There is no simple answer to this question, since it will vary from practice to practice. It
depends on the experience and knowledge of the person watching the patient and the ability one
has to react to a monitoring device. A person who isn't paying attention is worse than a
mechanical monitor, but a monitor which warns of impending disaster and isn't observed won't
Although AAHA has mandated the use of mechanical monitors, the guidelines published
by the ACVA, specified that either was acceptable. In most cases, probably some combination
of an experienced person using monitoring equipment works the best.
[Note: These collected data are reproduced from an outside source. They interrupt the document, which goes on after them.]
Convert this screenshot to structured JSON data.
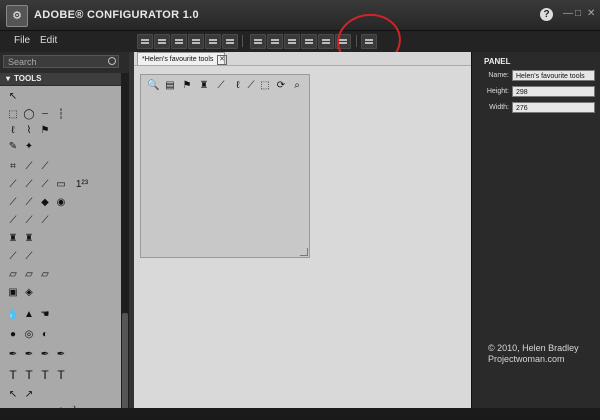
{
  "titlebar": {
    "title": "ADOBE® CONFIGURATOR 1.0",
    "help": "?",
    "minimize": "—",
    "maximize": "□",
    "close": "✕"
  },
  "menu": {
    "file": "File",
    "edit": "Edit"
  },
  "left": {
    "search_placeholder": "Search",
    "section": "TOOLS"
  },
  "document": {
    "tab_label": "*Helen's favourite tools",
    "close": "✕"
  },
  "props": {
    "header": "PANEL",
    "name_label": "Name:",
    "name_value": "Helen's favourite tools",
    "height_label": "Height:",
    "height_value": "298",
    "width_label": "Width:",
    "width_value": "276"
  },
  "watermark": {
    "line1": "© 2010, Helen Bradley",
    "line2": "Projectwoman.com"
  },
  "colors": {
    "accent_circle": "#d2232a",
    "canvas": "#d6d6d6",
    "panel_bg": "#2a2a2a"
  },
  "tool_icons": [
    "move-icon",
    "marquee-icon",
    "lasso-icon",
    "magic-wand-icon",
    "crop-icon",
    "eyedropper-icon",
    "healing-icon",
    "brush-icon",
    "stamp-icon",
    "history-brush-icon",
    "eraser-icon",
    "gradient-icon",
    "blur-icon",
    "dodge-icon",
    "pen-icon",
    "type-icon",
    "path-select-icon",
    "shape-icon"
  ]
}
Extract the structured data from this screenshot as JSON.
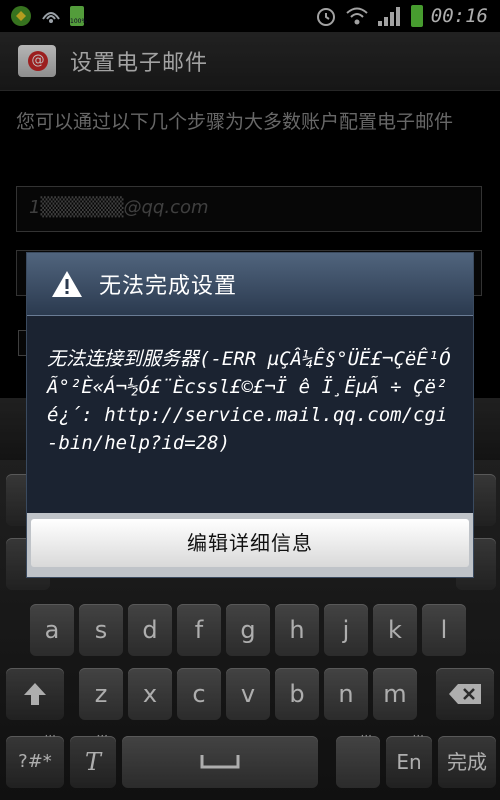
{
  "status_bar": {
    "time": "00:16",
    "battery_small_label": "100%",
    "icons": [
      "shield-icon",
      "radar-icon",
      "battery-small-icon",
      "alarm-icon",
      "wifi-icon",
      "signal-icon",
      "battery-icon"
    ]
  },
  "header": {
    "icon": "email-icon",
    "icon_glyph": "@",
    "title": "设置电子邮件"
  },
  "background": {
    "description": "您可以通过以下几个步骤为大多数账户配置电子邮件",
    "email_value": "1▒▒▒▒▒▒@qq.com"
  },
  "dialog": {
    "title": "无法完成设置",
    "icon": "warning-icon",
    "message": "无法连接到服务器(-ERR µÇÂ¼Ê§°ÜË£¬ÇëÊ¹ÓÃ°²È«Á¬½Ó£¨Ècssl£©£¬Ï ê Ï¸ËµÃ ÷ Çë² é¿´: http://service.mail.qq.com/cgi-bin/help?id=28)",
    "button_label": "编辑详细信息"
  },
  "keyboard": {
    "row3": [
      "a",
      "s",
      "d",
      "f",
      "g",
      "h",
      "j",
      "k",
      "l"
    ],
    "row4": [
      "z",
      "x",
      "c",
      "v",
      "b",
      "n",
      "m"
    ],
    "symbols_label": "?#*",
    "lang_label": "En",
    "done_label": "完成",
    "shift_icon": "shift-icon",
    "delete_icon": "backspace-icon",
    "space_icon": "space-icon",
    "text_tool_label": "T"
  }
}
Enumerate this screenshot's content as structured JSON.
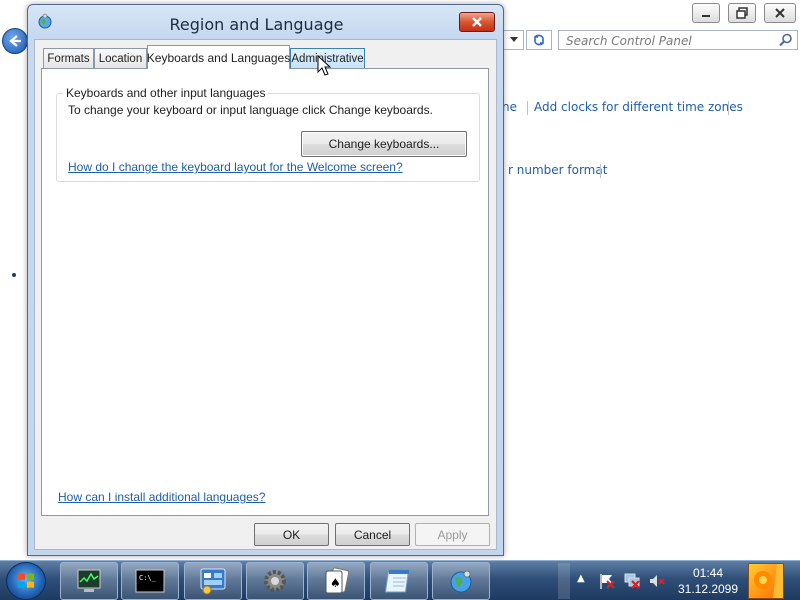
{
  "control_panel": {
    "search_placeholder": "Search Control Panel",
    "links": {
      "partial1": "ne",
      "clocks": "Add clocks for different time zones",
      "number_format": "r number format"
    }
  },
  "dialog": {
    "title": "Region and Language",
    "tabs": [
      {
        "label": "Formats"
      },
      {
        "label": "Location"
      },
      {
        "label": "Keyboards and Languages"
      },
      {
        "label": "Administrative"
      }
    ],
    "active_tab": "Keyboards and Languages",
    "group": {
      "label": "Keyboards and other input languages",
      "description": "To change your keyboard or input language click Change keyboards.",
      "button": "Change keyboards...",
      "link": "How do I change the keyboard layout for the Welcome screen?"
    },
    "install_link": "How can I install additional languages?",
    "buttons": {
      "ok": "OK",
      "cancel": "Cancel",
      "apply": "Apply"
    }
  },
  "taskbar": {
    "apps": [
      "task-manager",
      "command-prompt",
      "control-panel",
      "settings-gear",
      "solitaire",
      "notepad",
      "network-globe"
    ],
    "clock_time": "01:44",
    "clock_date": "31.12.2099"
  },
  "colors": {
    "link": "#1e5fa8",
    "title_bar": "#c6d9f0",
    "taskbar": "#2f4f78",
    "close_button": "#d9552f"
  }
}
2. Can you monitor a patient "well" with only a stethoscope?
The answer to this depends on your definition of monitoring "well".
The palpation of a pulse, examining mucous membrane color, capillary refill time, and
observing the respiratory rates provide valuable information. Also listening to the heart and lung
sounds, and character of these sounds have been used for many years successfully. But there are
a couple of reasons to consider more monitoring.
First, in our current society, it is important to document a patient's condition more
exactly. Monitoring the blood pressure, hemoglobin saturation, expired carbon dioxide levels do
provide additional information to help guide anesthetic depth and type of supportive care. Also,
the complexity and duration of procedures and type of patient undergoing anesthesia is
unprecedented in veterinary medicine.